Tiny Funnies? That's Not Funny!
March 08, 2007
When the Rochester Democrat and Chronicle shrunk the Sunday comics to microscopic size, it made Edward P Curtis, Jr. hopping mad. He fired off a sharp rebuke to the offending paper, but they didn’t print it. So he sent a copy to rival City! newspaper. They did.
Why shouldn’t he be mad? Is there a newsprint shortage? Will tiny funnies house the homeless? Feed the hungry? Support the troops? No, no, no and no. It will help the shareholders, saving a fraction of a cent per hundred papers.
Truth be told, we were all furious that horrible Sunday morning when we saw what the misers had done. We all wanted to give them a piece of our mind, but we were afraid to. This type of letter is tricky.
Deep down in our heart of hearts, we all know that the funnies aren’t too important. Maybe our letter of protest will hit on a heavy news day. The Opinion page will be stuffed with gut-wrenching letters about genocide, AIDS, earthquakes, stock market meltdown….and smack dead center will be our silly little letter sniveling about the funnies.
It can be done, but you can’t be clumsy. You must saturate your letter with humor, self-deprecation, and mock outrage. That way, if it appears alongside weighty stories, it is the editor who looks like a dork, not you.

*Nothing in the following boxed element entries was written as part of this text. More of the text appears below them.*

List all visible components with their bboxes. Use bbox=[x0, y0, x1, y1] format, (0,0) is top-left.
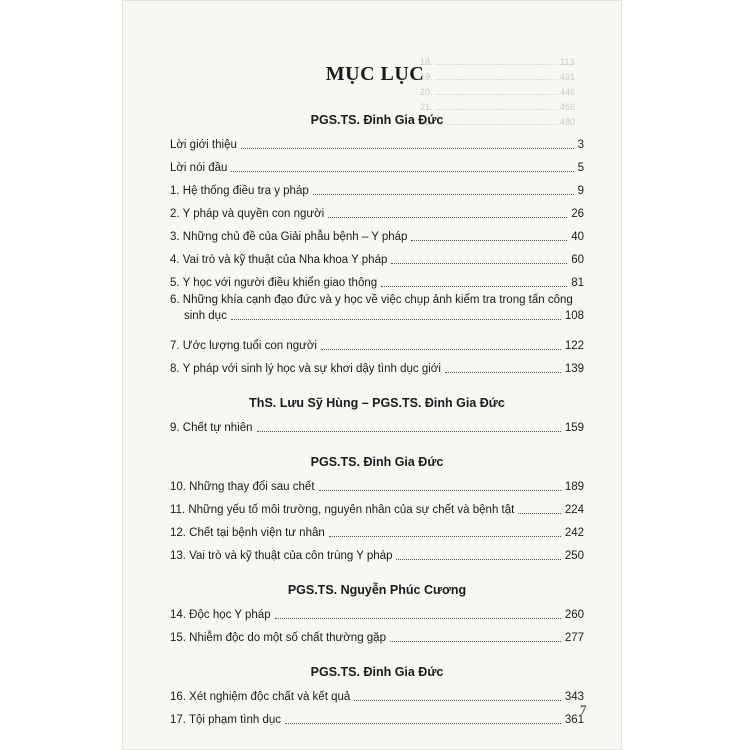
section-author: PGS.TS. Đinh Gia Đức bbox=[310, 113, 444, 127]
toc-entry[interactable]: 14. Độc học Y pháp 260 bbox=[170, 609, 584, 621]
toc-entry[interactable]: 6. Những khía cạnh đạo đức và y học về việc chụp ảnh kiểm tra trong tấn công sinh dục 108 bbox=[170, 294, 584, 322]
toc-entry[interactable]: 3. Những chủ đề của Giải phẫu bệnh – Y pháp 40 bbox=[170, 231, 584, 243]
toc-entry[interactable]: 17. Tội phạm tình dục 361 bbox=[170, 714, 584, 726]
toc-entry[interactable]: 2. Y pháp và quyền con người 26 bbox=[170, 208, 584, 220]
toc-title: MỤC LỤC bbox=[325, 63, 425, 85]
section-author: ThS. Lưu Sỹ Hùng – PGS.TS. Đinh Gia Đức bbox=[249, 396, 505, 410]
toc-entry[interactable]: 7. Ước lượng tuổi con người 122 bbox=[170, 340, 584, 352]
section-author: PGS.TS. Đinh Gia Đức bbox=[310, 455, 444, 469]
toc-entry[interactable]: Lời nói đầu 5 bbox=[170, 162, 584, 174]
page-number: 7 bbox=[580, 702, 587, 717]
toc-entry[interactable]: 1. Hệ thống điều tra y pháp 9 bbox=[170, 185, 584, 197]
toc-entry[interactable]: 5. Y học với người điều khiển giao thông 81 bbox=[170, 277, 584, 289]
toc-entry[interactable]: 15. Nhiễm độc do một số chất thường gặp 277 bbox=[170, 632, 584, 644]
toc-entry[interactable]: 11. Những yếu tố môi trường, nguyên nhân của sự chết và bệnh tật 224 bbox=[170, 504, 584, 516]
toc-entry[interactable]: 8. Y pháp với sinh lý học và sự khơi dậy tình dục giới 139 bbox=[170, 363, 584, 375]
toc-entry[interactable]: 16. Xét nghiệm độc chất và kết quả 343 bbox=[170, 691, 584, 703]
toc-entry[interactable]: 4. Vai trò và kỹ thuật của Nha khoa Y pháp 60 bbox=[170, 254, 584, 266]
section-author: PGS.TS. Đinh Gia Đức bbox=[310, 665, 444, 679]
toc-entry[interactable]: 12. Chết tại bệnh viện tư nhân 242 bbox=[170, 527, 584, 539]
bleed-through-text: 18. ................................................. 113 19. ................................................. 431 20. ................................................. 446 21. ................................................. 466 22. ................................................. 480 bbox=[420, 57, 576, 127]
section-author: PGS.TS. Nguyễn Phúc Cương bbox=[287, 583, 467, 597]
toc-entry[interactable]: Lời giới thiệu 3 bbox=[170, 139, 584, 151]
table-of-contents bbox=[170, 110, 584, 728]
toc-entry[interactable]: 13. Vai trò và kỹ thuật của côn trùng Y pháp 250 bbox=[170, 550, 584, 562]
toc-entry[interactable]: 9. Chết tự nhiên 159 bbox=[170, 422, 584, 434]
toc-entry[interactable]: 10. Những thay đổi sau chết 189 bbox=[170, 481, 584, 493]
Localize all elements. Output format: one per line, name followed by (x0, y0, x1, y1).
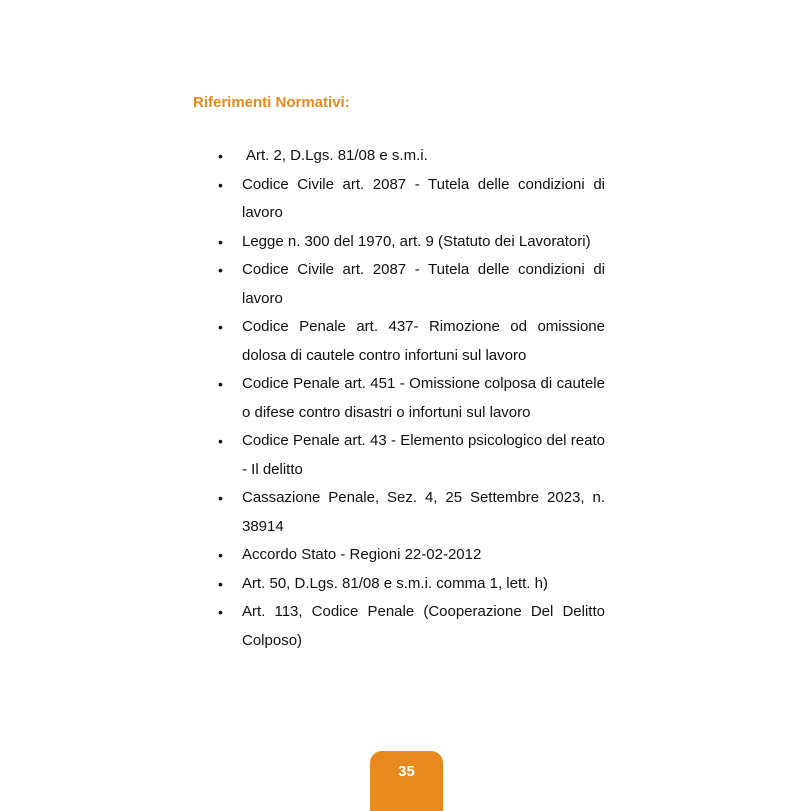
references-list (218, 142, 605, 655)
reference-text: Art. 2, D.Lgs. 81/08 e s.m.i. (246, 147, 428, 164)
page-number-tab (370, 751, 443, 811)
reference-item (218, 427, 605, 484)
reference-item (218, 171, 605, 228)
bullet-icon: • (218, 433, 223, 449)
bullet-icon: • (218, 148, 223, 164)
reference-text: Art. 113, Codice Penale (Cooperazione Del Delitto Colposo) (242, 603, 605, 649)
reference-item (218, 370, 605, 427)
section-heading: Riferimenti Normativi: (193, 94, 350, 111)
reference-text: Codice Penale art. 43 - Elemento psicologico del reato - Il delitto (242, 432, 605, 478)
reference-text: Art. 50, D.Lgs. 81/08 e s.m.i. comma 1, lett. h) (242, 574, 548, 592)
bullet-icon: • (218, 233, 223, 250)
reference-text: Codice Penale art. 437- Rimozione od omissione dolosa di cautele contro infortuni sul lavoro (242, 318, 605, 364)
reference-text: Legge n. 300 del 1970, art. 9 (Statuto dei Lavoratori) (242, 232, 591, 250)
reference-text: Cassazione Penale, Sez. 4, 25 Settembre 2023, n. 38914 (242, 489, 605, 535)
reference-item (218, 598, 605, 655)
bullet-icon: • (218, 176, 223, 193)
reference-item (218, 313, 605, 370)
bullet-icon: • (218, 319, 223, 335)
reference-item (218, 256, 605, 313)
reference-text: Codice Penale art. 451 - Omissione colposa di cautele o difese contro disastri o infortuni sul lavoro (242, 375, 605, 421)
reference-text: Codice Civile art. 2087 - Tutela delle condizioni di lavoro (242, 261, 605, 307)
reference-text: Codice Civile art. 2087 - Tutela delle condizioni di lavoro (242, 175, 605, 221)
reference-item (218, 484, 605, 541)
bullet-icon: • (218, 490, 223, 506)
bullet-icon: • (218, 547, 223, 563)
reference-item (218, 570, 605, 599)
reference-item (218, 541, 605, 570)
bullet-icon: • (218, 604, 223, 620)
bullet-icon: • (218, 575, 223, 592)
bullet-icon: • (218, 376, 223, 392)
reference-text: Accordo Stato - Regioni 22-02-2012 (242, 546, 482, 563)
page-number: 35 (398, 763, 415, 780)
reference-item (218, 228, 605, 257)
bullet-icon: • (218, 262, 223, 278)
reference-item (218, 142, 605, 171)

Mr. Curtis has brilliantly met the challenge. Thank you, sir, for you did what we all wanted to do, but didn’t have the guts.
Unfortunately, Mr. Curtis’ letter reached the D&C too late. They had already published a letter of protest from a less experienced writer, who fell headlong into the above trap.
Dear Ms. Editor:
How truly tragic that a feature which brings all of us so much joy each week, the Sunday funnies, has been reduced in size. It’s now so hard to see the detail in drawings that I so cherish. Of course, we all must cut costs, but surely not at the expense of the uplifting Sunday funnies! I am not angry, and I can forgive, for I feel you do not know what you do. But please, please, oh please, Ms. Editor, reconsider and restore our beloved Sunday funnies.
The letter was printed on a day of heavy news. They sandwiched it between a letter from Osama Bin Laden and another from a tsunami survivor. That night, the embarrassed author left town, and hasn‘t been heard from since.
********************
The funnies are the only part of the newspaper that doesn't drive you into depression. So making them smaller just leaves room for more bad news. That puts everyone in a bad mood, so they're more likely to do something awful, so there'll be more bad news and the funnies will get smaller still.